Кротовые норы - стр. 17
Я был присяжным заседателем на процессе в Олд-Бейли[57] в мае 1961 года. Закон, право могут быть прекрасны, но правосудия не существует. Психически не вполне нормальный человек, отец пятерых детей, бросивший в топку зачатого от него же самого ребенка своей старшей дочери, поднялся со скамьи подсудимых, что-то бормоча и рыдая. Обнаженность страдания и ужас переполняли зал суда: все дети этого человека были психически ненормальны, жена его бросила, у него не было ни денег, ни родных – ничего, кроме грубых, тяжелых рук с грязными ногтями и этих слез. Мне хотелось вскочить на ноги и кричать. Не мы его судили – судьей был он, и судил он жизнь как она есть. Я знаю, и оснований для этого у меня достаточно, – Бога не может быть: я ощущал это всем своим существом, разглядывая согбенную фигуру на скамье подсудимых. Быть атеистом – это вопрос не морального выбора, а человеческого долга.
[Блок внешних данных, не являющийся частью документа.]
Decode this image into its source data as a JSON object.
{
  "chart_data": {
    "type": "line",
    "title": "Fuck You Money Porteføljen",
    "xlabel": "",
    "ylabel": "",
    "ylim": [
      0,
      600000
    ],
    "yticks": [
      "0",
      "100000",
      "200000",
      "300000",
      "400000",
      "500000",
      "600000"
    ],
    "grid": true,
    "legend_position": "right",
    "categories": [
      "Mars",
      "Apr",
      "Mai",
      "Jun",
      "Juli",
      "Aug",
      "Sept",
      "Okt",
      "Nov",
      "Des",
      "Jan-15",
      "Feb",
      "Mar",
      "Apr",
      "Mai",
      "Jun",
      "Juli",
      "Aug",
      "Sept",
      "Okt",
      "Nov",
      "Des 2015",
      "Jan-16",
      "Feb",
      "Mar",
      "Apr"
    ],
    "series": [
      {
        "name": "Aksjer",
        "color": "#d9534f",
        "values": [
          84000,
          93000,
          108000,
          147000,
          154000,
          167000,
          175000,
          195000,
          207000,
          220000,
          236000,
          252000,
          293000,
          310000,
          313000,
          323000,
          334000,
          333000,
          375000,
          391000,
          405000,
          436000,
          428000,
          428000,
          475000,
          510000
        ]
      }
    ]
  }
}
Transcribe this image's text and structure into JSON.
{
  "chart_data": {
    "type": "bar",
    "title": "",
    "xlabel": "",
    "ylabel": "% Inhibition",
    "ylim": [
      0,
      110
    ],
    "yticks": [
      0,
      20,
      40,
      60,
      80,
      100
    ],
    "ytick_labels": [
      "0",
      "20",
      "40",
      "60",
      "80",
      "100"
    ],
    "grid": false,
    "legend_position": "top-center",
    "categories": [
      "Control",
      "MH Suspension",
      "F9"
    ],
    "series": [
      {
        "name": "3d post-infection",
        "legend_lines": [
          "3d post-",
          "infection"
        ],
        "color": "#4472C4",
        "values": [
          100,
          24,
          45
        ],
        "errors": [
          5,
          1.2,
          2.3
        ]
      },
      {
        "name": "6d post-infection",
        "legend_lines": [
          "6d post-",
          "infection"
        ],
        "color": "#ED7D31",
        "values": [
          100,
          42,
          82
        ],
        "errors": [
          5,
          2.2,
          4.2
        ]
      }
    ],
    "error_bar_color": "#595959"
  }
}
Я чувствую, что основных социально-политических обязательств у меня три. Первое – быть атеистом. Второе – не принадлежать ни к одной из политических партий. Третье – не принадлежать к каким бы то ни было блокам, организациям, группам, кликам или школам. Первое – потому, что, даже если есть Бог, человечеству безопаснее вести себя так, будто его нет (знаменитый афоризм Паскаля[58] наоборот); а второе и третье – потому, что свобода личности в опасности на Западе в той же мере, что и на Востоке. Преимущество Запада не в том, что здесь легче быть свободным, но в том, что, если ты свободен, тебе не нужно притворяться, как это приходится делать за «железным занавесом».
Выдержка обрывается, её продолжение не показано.